The students in Isseks’ Electronic English course are a classic cross-section of ragtag 90s teens. Rachel Raimist is a confident goth girl with a poster of David Lynch on her bedroom wall. Jeff Dutemple is a self-described “poser” who goofs off on camera and tries to get along with everyone. ROTC kid David Birmingham found himself hanging out in Isseks’ TV studio/classroom and liked figuring out how stuff worked.
All of them found in Isseks a mentor who encouraged them to be themselves and provided a productive space to direct their energy. Moss and McBaine show the kids making amateur films and hanging out together against a backdrop of 90s needle drops that would be right at home in an episode of Yellowjackets — Veruca Salt’s Seether, Snow’s Informer, Guided By Voices’ I am a Scientist.
The story the students uncover is an inherently cinematic conspiracy of the “you can’t make this up” variety, involving mob-run waste disposal services, regional government corruption, illegally dumped body parts and literal toxic waste. Over time, we watch as the kids evolve from telling jokes to becoming serious-minded journalists. They ask informed questions of government officials at town hall meetings. They invite the editor-in-chief of the local paper into their classroom to grill him on the news’ failure to adequately cover the corruption and environmental dangers they’ve discovered on their own.
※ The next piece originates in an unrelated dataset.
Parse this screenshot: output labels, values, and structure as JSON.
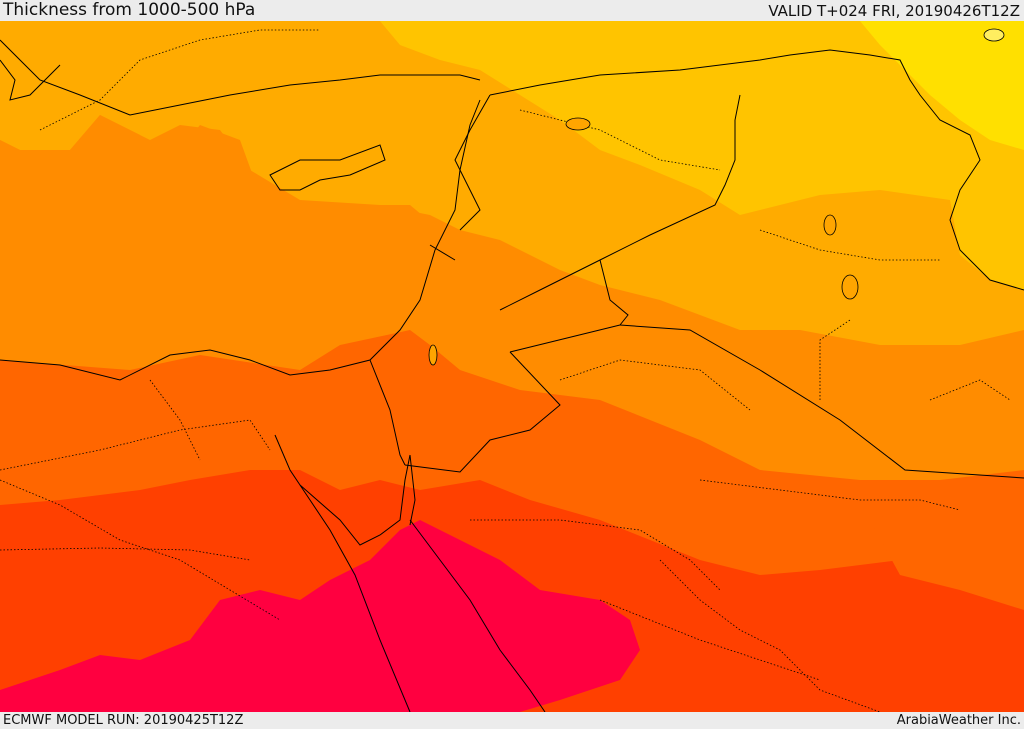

It would be plenty interesting if all Middletown did was tell the story of these kids and their teacher stumbling on to a major scoop. But more importantly, Moss and McBaine are interested in how Isseks helped his students develop their awareness and skills. That interest is ultimately what turns Middletown from an inspiring story to a blueprint for educators and mentors who want to inspire the young adults in their lives to ask questions and speak truth to power.
We’re going to need Fred Isseks-level of care for the world and respect for the next generation of leaders if we’re going to survive our current political climate, to say nothing of the current government spending cuts and threats to public education. Middletown is a reminder of what’s possible when people who’ve been told their voices don’t matter are given the resources to change that narrative. It’s also a reminder of what’s at stake when those resources are taken away.